Coincidentally, I had a similar experience when I bought a new mouse for my computer the next day. It is a plain, ordinary two-button mouse except that it connects to the USB port instead of the regular mouse hole. Not all that special, but it came with a ninety-page instruction manual. More than half the manual was in English and the rest in French. The French part is printed upside-down…or maybe it’s the English side, I couldn’t tell for sure. I guess that’s so you know when to stop. Apparently the fact that what’s written there is completely incomprehensible is not enough. Or are they trying to save the bilingual folks the trouble of reading it twice. My guess would be that anyone who owns a computer would catch on when the manual switches to an entirely different language. On the other hand if someone has to have printed instructions on how to use a mouse, all bets are off.

How many pages are required to describe the fine points of pressing down with the index finger as opposed to the second finger, or pressing twice instead of once? How many pages should be devoted to moving the mouse left or right on the mouse pad compared to up and down? What about the pad itself? Should it be covered in the mouse manual or treated as an accessory and have a manual of its own? Apparently it comes with its own manual, because a quick scan of the index showed no entry for ‘pad’ in the mouse manual.
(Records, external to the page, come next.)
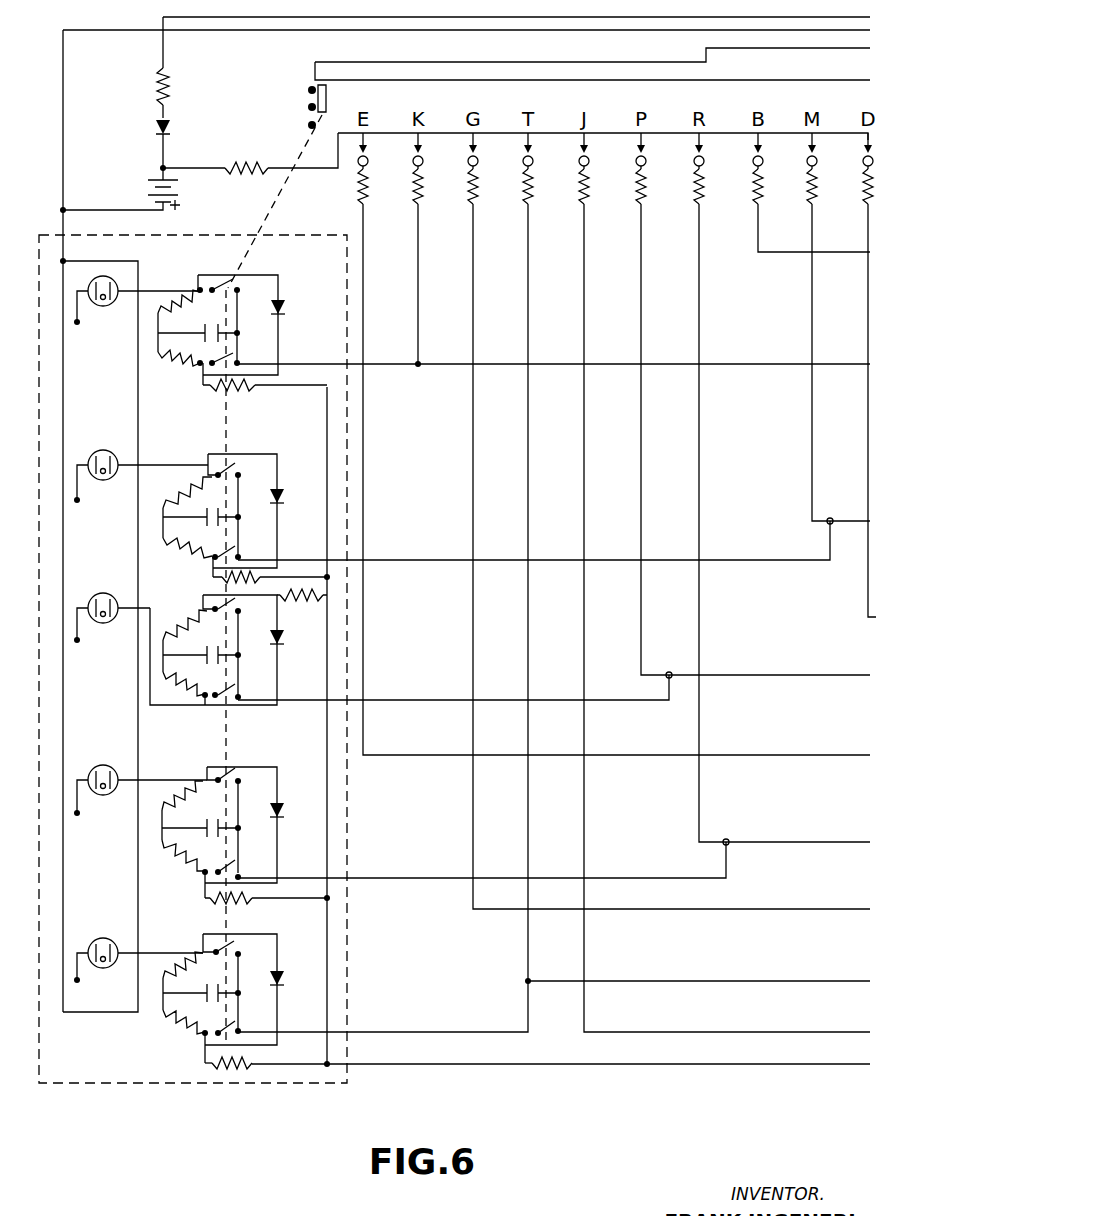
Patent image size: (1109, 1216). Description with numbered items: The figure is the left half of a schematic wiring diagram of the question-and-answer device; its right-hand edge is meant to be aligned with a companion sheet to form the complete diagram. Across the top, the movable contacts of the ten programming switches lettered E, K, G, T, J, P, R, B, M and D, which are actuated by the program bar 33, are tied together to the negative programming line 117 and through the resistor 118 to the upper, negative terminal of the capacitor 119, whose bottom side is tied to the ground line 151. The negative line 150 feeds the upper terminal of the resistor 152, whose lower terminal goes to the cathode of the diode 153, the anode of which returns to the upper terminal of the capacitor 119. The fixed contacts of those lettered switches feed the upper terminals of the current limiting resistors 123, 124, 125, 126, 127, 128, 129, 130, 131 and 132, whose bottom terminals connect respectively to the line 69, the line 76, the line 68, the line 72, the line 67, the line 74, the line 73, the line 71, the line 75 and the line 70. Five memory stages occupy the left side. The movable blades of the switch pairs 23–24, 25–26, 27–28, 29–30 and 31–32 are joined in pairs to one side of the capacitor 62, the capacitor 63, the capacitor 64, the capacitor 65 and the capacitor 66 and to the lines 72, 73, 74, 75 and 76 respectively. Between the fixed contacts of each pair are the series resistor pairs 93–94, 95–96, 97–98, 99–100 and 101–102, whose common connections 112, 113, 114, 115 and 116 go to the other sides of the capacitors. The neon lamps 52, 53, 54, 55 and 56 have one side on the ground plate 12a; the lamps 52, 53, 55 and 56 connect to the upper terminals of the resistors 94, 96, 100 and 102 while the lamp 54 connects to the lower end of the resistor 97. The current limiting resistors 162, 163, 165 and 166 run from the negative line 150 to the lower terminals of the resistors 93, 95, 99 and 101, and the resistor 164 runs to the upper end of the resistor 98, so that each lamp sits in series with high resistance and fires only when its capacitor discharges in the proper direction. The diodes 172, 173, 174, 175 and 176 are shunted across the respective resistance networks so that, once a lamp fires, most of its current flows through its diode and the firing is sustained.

The ground plate 12a is at (72, 710).
The switch 23 is at (237, 1032).
The switch 24 is at (240, 948).
The switch 25 is at (237, 875).
The switch 26 is at (236, 775).
The switch 27 is at (235, 696).
The switch 28 is at (236, 606).
The switch 29 is at (236, 556).
The switch 30 is at (232, 468).
The switch 31 is at (238, 358).
The switch 32 is at (240, 288).
The program bar 33 is at (780, 75).
The neon lamp 52 is at (110, 942).
The neon lamp 53 is at (110, 765).
The neon lamp 54 is at (108, 594).
The neon lamp 55 is at (108, 452).
The neon lamp 56 is at (106, 306).
The capacitor 62 is at (215, 988).
The capacitor 63 is at (207, 824).
The capacitor 64 is at (215, 650).
The capacitor 65 is at (230, 510).
The capacitor 66 is at (232, 334).
The line 67 is at (586, 465).
The line 68 is at (474, 465).
The line 69 is at (364, 470).
The line 70 is at (867, 464).
The line 71 is at (786, 252).
The line 72 is at (529, 465).
The line 73 is at (701, 465).
The line 74 is at (643, 465).
The line 75 is at (811, 462).
The line 76 is at (398, 365).
The resistor 93 is at (185, 1035).
The resistor 94 is at (186, 956).
The resistor 95 is at (190, 870).
The resistor 96 is at (188, 786).
The resistor 97 is at (188, 700).
The resistor 98 is at (180, 622).
The resistor 99 is at (195, 545).
The resistor 100 is at (182, 470).
The resistor 101 is at (196, 366).
The resistor 102 is at (180, 298).
The common connection 112 is at (163, 993).
The common connection 113 is at (162, 828).
The common connection 114 is at (163, 655).
The common connection 115 is at (163, 517).
The common connection 116 is at (158, 333).
The line 117 is at (552, 133).
The resistor 118 is at (250, 162).
The capacitor 119 is at (150, 188).
The current limiting resistor 123 is at (366, 204).
The current limiting resistor 124 is at (421, 204).
The current limiting resistor 125 is at (476, 204).
The current limiting resistor 126 is at (531, 204).
The current limiting resistor 127 is at (587, 204).
The current limiting resistor 128 is at (644, 204).
The current limiting resistor 129 is at (702, 204).
The current limiting resistor 130 is at (761, 204).
The current limiting resistor 131 is at (815, 204).
The current limiting resistor 132 is at (866, 180).
The negative line 150 is at (500, 30).
The ground line 151 is at (596, 32).
The resistor 152 is at (168, 100).
The diode 153 is at (170, 127).
The current limiting resistor 162 is at (222, 1075).
The current limiting resistor 163 is at (252, 904).
The current limiting resistor 164 is at (315, 605).
The current limiting resistor 165 is at (250, 577).
The current limiting resistor 166 is at (258, 392).
The diode 172 is at (286, 980).
The diode 173 is at (286, 810).
The diode 174 is at (286, 640).
The diode 175 is at (285, 500).
The diode 176 is at (286, 306).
Of course there is the in-depth analysis of single-clicking versus double-clicking and when it’s appropriate to select one over the other. That cannot be emphasized enough. Having over ten years experience using a mouse, however, I felt confident that I could figure this one out without reading the manual, so I threw it back into the bathtub-sized box. I suppose that’s living dangerously, but I have always been a risk-taker.

I chose to talk on my phone while double-clicking my USB mouse, rather than spend the next six months reading about them.